Secretário diz que ocupação é ‘burra’
Lerner critica
MST e diz que
‘‘com eles não
tem conversa’’
Eliane Eme Sato
O chefe da Casa Civil, Cândido Martins de Oliveira, definiu ontem como ‘‘burra e estúpida’’ a ocupação de sete agências do Banestado, no interior do Paraná, pelo Movimento dos Trabalhadores Rurais Sem Terra (MST). ‘‘Isso só faz com que o MST perca ainda mais credibilidade junto à opinião pública’’, disse Oliveira.
Os sem-terra desocuparam no início da noite agências em Pato Branco, Laranjeiras do Sul e Ponta Grossa. Eles, porém, permaneciam na frente dessas agências e pretendiam reocupá-las se o governo não desse uma resposta às suas reinvindicações. As agências de Londrina e de Paranavaí continuavam ocupadas. Os trabalhadores pedem a liberação de R$ 5 milhões do programa Paraná 12 Meses, renovação do convênio de assistência técnica para os assentamentos e a não-privatização do Banestado.
Candido Martins acusa a ocupação de ter pretexto político, organizada pela coordenação nacional do MST. ‘‘Como no Paraná não tem seca, fome, nem motivo para saquear alimentos, eles invadiram os bancos’’, disse Oliveira. Segundo ele, se o MST voltar a ‘‘radicalizar’’, o governo poderá usar força policial.
O governador Jaime Lerner também criticou a ação do MST, e afirmou que ‘‘com eles não têm conversa’’. Lerner se queixou, dizendo que as ocupações ‘‘são uma injustiça’’, e afirmou que o governo estadual já atende, com o programa Paraná 12 Meses, os pequenos agricultores de assentamentos regularizados. ‘‘Agora não vamos entregar os recursos para os sem-terra, para o movimento’’, disse.

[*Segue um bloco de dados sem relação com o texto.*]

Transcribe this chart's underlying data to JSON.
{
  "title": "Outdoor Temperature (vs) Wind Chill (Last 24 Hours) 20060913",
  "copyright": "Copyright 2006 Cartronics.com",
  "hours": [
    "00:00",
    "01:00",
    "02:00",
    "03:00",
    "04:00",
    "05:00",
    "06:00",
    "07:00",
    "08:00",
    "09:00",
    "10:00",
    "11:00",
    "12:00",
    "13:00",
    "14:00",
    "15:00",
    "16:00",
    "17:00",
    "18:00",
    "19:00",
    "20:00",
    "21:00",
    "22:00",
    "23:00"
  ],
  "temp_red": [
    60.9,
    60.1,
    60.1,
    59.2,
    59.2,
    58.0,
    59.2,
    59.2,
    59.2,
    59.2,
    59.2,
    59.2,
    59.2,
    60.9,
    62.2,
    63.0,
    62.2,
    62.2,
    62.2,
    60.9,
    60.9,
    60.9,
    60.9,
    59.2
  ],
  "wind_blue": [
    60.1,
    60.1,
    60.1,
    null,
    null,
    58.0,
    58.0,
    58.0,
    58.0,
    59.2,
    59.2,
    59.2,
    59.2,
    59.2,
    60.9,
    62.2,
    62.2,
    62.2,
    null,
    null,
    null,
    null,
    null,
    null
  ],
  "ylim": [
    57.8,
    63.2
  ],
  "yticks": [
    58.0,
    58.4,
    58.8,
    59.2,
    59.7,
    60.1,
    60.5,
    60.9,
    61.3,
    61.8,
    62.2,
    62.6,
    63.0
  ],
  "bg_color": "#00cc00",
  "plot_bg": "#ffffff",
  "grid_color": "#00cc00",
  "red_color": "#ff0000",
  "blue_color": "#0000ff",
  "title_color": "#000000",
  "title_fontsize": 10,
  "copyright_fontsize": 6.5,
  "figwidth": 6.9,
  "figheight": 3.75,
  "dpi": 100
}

Ontem pela manhã, o assessor de Assuntos Fundiários do governo, José Carlos de Araújo Vieira, para dar uma resposta aos sem-terra, tentava saber com o secretário da Fazenda, Giovani Gionédis, se o governo estadual vai fazer novo convênio com a Cooperativa Central de Reforma Agrária, como quer o MST. O convênio, no valor de R$ 950 mil, prevê contratação de 33 agrônomos e veterinários para dar assistência aos assentamentos.
Em contrapartida à assinatura do convênio, disse Vieira, o governo do Estado espera que o MST desocupe 10 áreas produtivas no Paraná. ‘‘Fica difícil negociar porque eles estão inadimplentes para fazer as exigências’’, afirmou Vieira. Quanto à liberação de recursos, o chefe da Casa Civil afirmou que os sem-terra não podem receber tratamento diferenciado dos pequenos agricultores. Uma comissão municipal analisa cada caso e, se aprovado, é encaminhado para a Secretaria Estadual de Agricultura. ‘‘Não é dar o dinheiro de uma hora para outra, como quer o MST’’, disse Oliveira. Segundo ele, não há o que fazer para adiantar a liberação do dinheiro do Programa Paraná 12 Meses, que vai repassar este ano R$ 300 milhões para custeio da safra de pequenos agricultores.